CHAPTER X
A DREAM
For while all things were in quiet silence and the night was in the midst of her swift course.... Then suddenly visions of horrible dreams troubled them sore, and terrors came upon them unlooked for.—Wisdom of Solomon, 18: 14: 17.
Dreams are rudiments of the great state to come.
For nearly two weeks after the Minister's talk with his uncle something of the old cheerfulness and peace returned to the house on Bath Street. To Marion her father was exceedingly kind and generous, and the girl was radiantly happy in his love and in the many beautiful gifts by which he proved it. But "the good and the not so good," which is, to some extent, the inheritance of us all, gave him no rest, though for some days he was able partially to control the strife. He had been too intense a believer to stand still and say nothing about his doubts; and when a Scotchman has cast off Calvin, and been unable to accept Kant, he is not an agreeable man in domestic life. He was morbid, but he was not insincere, and he was really desperate concerning the salvation of his own soul. So the busy gladness of Mrs. Caird about the wedding preparations and the joyous voice and radiant face of Marion, as the stream of love was bearing her gently to the Happy Isles, rasped and irritated him. He was beginning to feel that he had done enough—to wonder if he could not go away until the marriage was an accomplished fact. Everything about it, as far as he was concerned, had undergone the earth and been touched by disappointment; and nothing had brought him back the calm peace, the sweet content, the abiding strength that his old trust in the God of His Fathers had always given. The cynicism of lost faith infected his nature. He was even less courteous to all persons than he had ever been before. The man was deteriorating on every side.
"Oh, the regrets! the struggles and the failings!

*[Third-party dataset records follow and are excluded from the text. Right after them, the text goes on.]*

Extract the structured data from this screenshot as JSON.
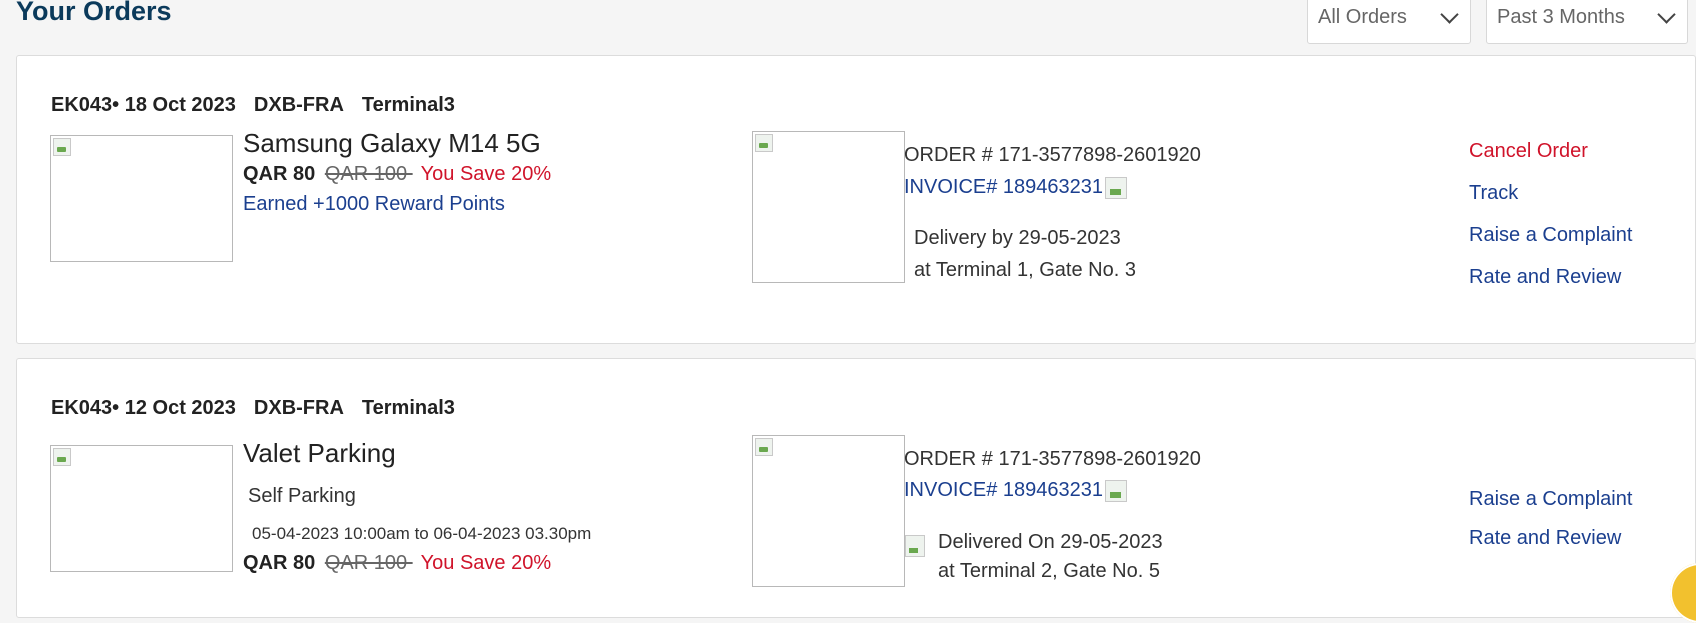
{
  "page": {
    "title": "Your Orders",
    "filters": {
      "type_value": "All Orders",
      "period_value": "Past 3 Months"
    }
  },
  "orders": [
    {
      "flight_no": "EK043• 18 Oct 2023",
      "route": "DXB-FRA",
      "terminal": "Terminal3",
      "product_name": "Samsung Galaxy M14 5G",
      "price": "QAR 80",
      "mrp": "QAR 100 ",
      "savings": "You Save 20%",
      "reward": "Earned +1000 Reward Points",
      "order_number": "ORDER # 171-3577898-2601920",
      "invoice": "INVOICE# 189463231",
      "delivery_status": "Delivery by 29-05-2023",
      "delivery_location": "at Terminal 1, Gate No. 3",
      "actions": [
        "Cancel Order",
        "Track",
        "Raise a Complaint",
        "Rate and Review"
      ]
    },
    {
      "flight_no": "EK043• 12 Oct 2023",
      "route": "DXB-FRA",
      "terminal": "Terminal3",
      "product_name": "Valet Parking",
      "subtype": "Self Parking",
      "duration": "05-04-2023 10:00am to 06-04-2023 03.30pm",
      "price": "QAR 80",
      "mrp": "QAR 100 ",
      "savings": "You Save 20%",
      "order_number": "ORDER # 171-3577898-2601920",
      "invoice": "INVOICE# 189463231",
      "delivery_status": "Delivered On 29-05-2023",
      "delivery_location": "at Terminal 2, Gate No. 5",
      "actions": [
        "Raise a Complaint",
        "Rate and Review"
      ]
    }
  ],
  "colors": {
    "title": "#0b3a5b",
    "link": "#1b3f8f",
    "danger": "#d0132a"
  }
}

Oh, the days desolate! the wasted years!"
To such mournful refrains he walked, hour after hour, the crowded streets and the narrow spaces of his own rooms; for he felt, even as St. Paul did, that, if all this great scheme of Christianity were not true, then its preachers were of all men most miserable. Generally speaking, poor Burns' prayer that we might see ourselves as others see us is surely an injudicious one, but if the Minister could have been favored with one day's observation of Ian Macrae, as he really appeared to his family, it might at least have given him food for reflection.
After a day of great depression, partly due to the marriage preparations and gloomy atmospheric conditions, but mainly, no doubt, to his wretched spiritual state, he went one evening to a session at the Church of the Disciples. He wondered at himself for going and his elders and deacons wondered at his presence. He was lost in thought, took no interest in the financial report of the treasurer, and left the meeting before it closed.
"The Minister was not heeding whether the Church was in good financial standing or not," said Deacon Crawford, "and I never saw such a look on any man's face. It comes back, and back, into my mind."